I have often enjoyed and admired department store windows, especially during the holidays and thought that it would be enjoyable to create something fun and festive to share with passers by. This holiday I got my chance to compete with the likes of the Macy's, Sax and Neiman Marcus holiday window designers. Quent came up with the brilliant idea and it was my job to execute it.
Our story dates all the way back to 1952 when the Napa Toy Shop occupied the building that is now home to Quent Cordair Fine Art. For nearly 40 years, the Napa Toy Shop was a favorite desitnation for the local children, who according to toy shop owner Joyce Brown, would bring in their allowances to purchase their favorite toys. Each year, Napa parents purchased many items from Christmas wish lists that would later be found nestled under the family Christmas tree wrapped in the familiar Napa Toy Shop red and white striped wrapping paper.
Back in April of this year when we signed the new gallery lease and learned of the building's history, Quent suggested that we create a tribute to the Toy Shop as part of our holiday window display. In November we solicited Napans via word of mouth and the local newspaper to bring us toys that were purchased at the Napa Toy Shop to display in our holiday window. Much to our delight, the phone began to ring and the toys began to arrive from all over the Napa Valley. Mrs. Brown brought in some of the now famous wrapping paper and with some help from my assistants, Shawn and Kristen, we began to assemble our tribute to Christmases past. Toys dating from the early 50's through the early 90's were catalogued and taged with the owner's name and carefully displayed amongst the red and white striped boxes. The walls are decorated with Bryan Larsen's "There's Opportunity Here" and "Young Builder" prints and "Holiday" by Jerry Rough. Nestled amongst the toys is Karl Jensen's "Man of the Future" and Danielle Anjou's "Arielle" which has been adorned with a garland tiara.

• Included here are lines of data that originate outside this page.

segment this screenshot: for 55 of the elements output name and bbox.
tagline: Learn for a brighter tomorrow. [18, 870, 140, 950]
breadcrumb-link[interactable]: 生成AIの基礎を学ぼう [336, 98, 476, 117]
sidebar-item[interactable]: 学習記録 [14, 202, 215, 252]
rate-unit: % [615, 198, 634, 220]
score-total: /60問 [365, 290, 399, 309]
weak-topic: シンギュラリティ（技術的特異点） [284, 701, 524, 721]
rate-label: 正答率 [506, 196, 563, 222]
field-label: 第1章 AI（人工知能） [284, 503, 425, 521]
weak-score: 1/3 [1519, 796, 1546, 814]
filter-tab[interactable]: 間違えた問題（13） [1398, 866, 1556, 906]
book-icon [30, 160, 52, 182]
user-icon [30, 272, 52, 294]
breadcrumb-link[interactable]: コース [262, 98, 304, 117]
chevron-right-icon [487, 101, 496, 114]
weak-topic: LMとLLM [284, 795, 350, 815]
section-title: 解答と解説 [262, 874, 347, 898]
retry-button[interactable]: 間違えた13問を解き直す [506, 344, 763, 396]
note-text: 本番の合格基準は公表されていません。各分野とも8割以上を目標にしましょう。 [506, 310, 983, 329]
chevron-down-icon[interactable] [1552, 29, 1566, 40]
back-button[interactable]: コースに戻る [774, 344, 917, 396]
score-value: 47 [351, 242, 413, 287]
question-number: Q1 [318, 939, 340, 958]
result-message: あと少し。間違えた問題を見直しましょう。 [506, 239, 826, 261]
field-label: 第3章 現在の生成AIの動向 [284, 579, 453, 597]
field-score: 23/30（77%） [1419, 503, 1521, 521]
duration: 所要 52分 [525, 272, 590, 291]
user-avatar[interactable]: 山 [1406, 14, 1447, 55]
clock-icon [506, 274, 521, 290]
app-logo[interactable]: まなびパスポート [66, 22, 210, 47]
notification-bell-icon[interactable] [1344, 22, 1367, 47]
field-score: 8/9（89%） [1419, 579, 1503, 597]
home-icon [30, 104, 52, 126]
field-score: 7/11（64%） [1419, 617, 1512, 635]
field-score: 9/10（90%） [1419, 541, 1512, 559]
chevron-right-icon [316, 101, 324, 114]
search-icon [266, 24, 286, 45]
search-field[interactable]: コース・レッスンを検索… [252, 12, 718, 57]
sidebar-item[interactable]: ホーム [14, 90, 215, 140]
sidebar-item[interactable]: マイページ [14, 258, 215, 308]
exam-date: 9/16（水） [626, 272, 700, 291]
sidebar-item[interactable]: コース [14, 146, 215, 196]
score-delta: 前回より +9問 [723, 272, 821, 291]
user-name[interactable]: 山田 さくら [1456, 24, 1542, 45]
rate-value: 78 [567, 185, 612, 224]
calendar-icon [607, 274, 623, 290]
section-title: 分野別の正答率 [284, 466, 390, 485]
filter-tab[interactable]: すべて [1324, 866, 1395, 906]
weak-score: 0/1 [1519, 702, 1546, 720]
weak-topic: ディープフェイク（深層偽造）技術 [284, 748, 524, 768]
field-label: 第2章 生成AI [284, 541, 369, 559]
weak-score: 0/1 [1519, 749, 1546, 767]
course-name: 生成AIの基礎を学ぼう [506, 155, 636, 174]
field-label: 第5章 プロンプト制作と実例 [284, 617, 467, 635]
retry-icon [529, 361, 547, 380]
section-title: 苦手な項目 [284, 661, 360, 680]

Young and old can be seen enjoying the display. Some sharing memories of Christmas mornings past and some younger admirers making amusing inquiries like "where is the remote control" and "what, no batteries?" We have received a plethora of positive comments and thanks for our efforts. Only one little boy about four years old was very disppointed when upon entering the gallery he discovered that it was not a toy store after all.
If you'll be in our neighborhood before the new year, stop by and enjoy a trip down memory lane outside and then come inside for an uplifting treat of Romantic Realism. The toys will warm your heart and the beautiful art will surely fuel your spirit.
Happy Holidays from our family to yours! We wish you all the best in health and wealth for the coming year and beyond and as always, we look forward to earning your business.